I'm storing a large number of objects (with unique combinations of values stored in a byte array in the object) in a hashmap (~2.8million objects) and, when checking if I have any collision of hash code (32-bit hash), I'm very surprised to see there is none while statistically, I have nearly 100% chances of having at least one collision (cf. http://preshing.com/20110504/hash-collision-probabilities/).

I am thus wondering if my approach to detect collisions is bugged or if I'm extremely lucky...

Here is how I try to detect collisions from the 2.8million values stored in the map:

HashMap<ShowdownFreqKeysVO, Double> values;
(...fill with 2.8 mlns unique values...)
HashSet<Integer> hashes = new HashSet<>();
for (ShowdownFreqKeysVO key:values.keySet()){
    if (hashes.contains(key.hashCode())) throw new RuntimeException("Duplicate hash for:"+key);
    hashes.add(key.hashCode());
}

And here is the object's approach to create a hash value:

public class ShowdownFreqKeysVO {
    //Values for the different parameters
    public byte[] values = new byte[12];

    @Override
    public int hashCode() {
        final int prime = 31;
        int result = 1;
        result = prime * result + Arrays.hashCode(values);
        return result;
    }

    @Override
    public boolean equals(Object obj) {
        if (this == obj)
            return true;
        if (obj == null)
            return false;
        if (getClass() != obj.getClass())
            return false;
        ShowdownFreqKeysVO other = (ShowdownFreqKeysVO) obj;
        if (!Arrays.equals(values, other.values))
            return false;
        return true;
    }
}

Any idea/hint on what I'm doing wrong would be greatly appreciated !

Thanks, Thomas

Answer 1

I don't believe in luck

This is the implementation of Arrays.hashCode that you use

public static int hashCode(int a[]) {
    if (a == null)
        return 0;

    int result = 1;
    for (int element : a)
        result = 31 * result + element;

    return result;
}

If your values happen to be smaller then 31 they are treated like distinct numbers in the base 31, so each result in a different numbers (if we ignore overflows for now).

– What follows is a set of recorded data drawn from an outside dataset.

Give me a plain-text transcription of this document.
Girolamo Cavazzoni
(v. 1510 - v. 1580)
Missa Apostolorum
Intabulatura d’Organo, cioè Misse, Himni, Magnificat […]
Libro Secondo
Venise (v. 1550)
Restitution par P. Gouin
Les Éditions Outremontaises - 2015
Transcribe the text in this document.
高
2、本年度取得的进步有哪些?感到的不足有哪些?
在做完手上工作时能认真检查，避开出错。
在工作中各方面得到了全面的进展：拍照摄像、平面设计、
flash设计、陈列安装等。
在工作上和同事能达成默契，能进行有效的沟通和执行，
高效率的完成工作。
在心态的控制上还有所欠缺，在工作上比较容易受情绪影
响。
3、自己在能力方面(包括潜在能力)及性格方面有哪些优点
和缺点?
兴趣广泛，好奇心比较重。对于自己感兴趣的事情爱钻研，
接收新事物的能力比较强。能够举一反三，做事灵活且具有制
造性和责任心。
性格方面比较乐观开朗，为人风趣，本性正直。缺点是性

Lets call those pure hashes

Now of course 31^11 is way larger then the number of integers in Java, so we will get tons of overflows. But since the powers of 31 and the maximum integer are "very different" you don't get a almost random distribution, but a very regular uniform distribution.

Lets consider a smaller example. I assume you have only 2 elements in your array and the range from 0 to 5 each. I try to create "hashCode" between 0 and 37 by taking the modulo 38 of the "pure hash" The result is that I get streaks of 5 integers with small gaps in between, and not a single collision.

val hashes = for {
  i <- 0 to 4
  j <- 0 to 4
} yield (i * 31 + j) % 38

println(hashes.size) // prints 25
println(hashes.toSet.size) // prints 25

To verify if this is what happens to your numbers you might create a graph as follows: For each hash take the first 16 bits for x and and the second 16 bits for y, color that dot black. I bet you will see an extremely regular pattern.

Answer 2

I see nothing wrong with your code, but the analysis you link to assumes that hashCodes are uniformly distributed, and that the hashCodes of different objects are independent random variables.

The latter may not be true: You know that the objects are unique (and therefore not independent). Perhaps that particular brand of uniqueness is preserved by the hashCode function.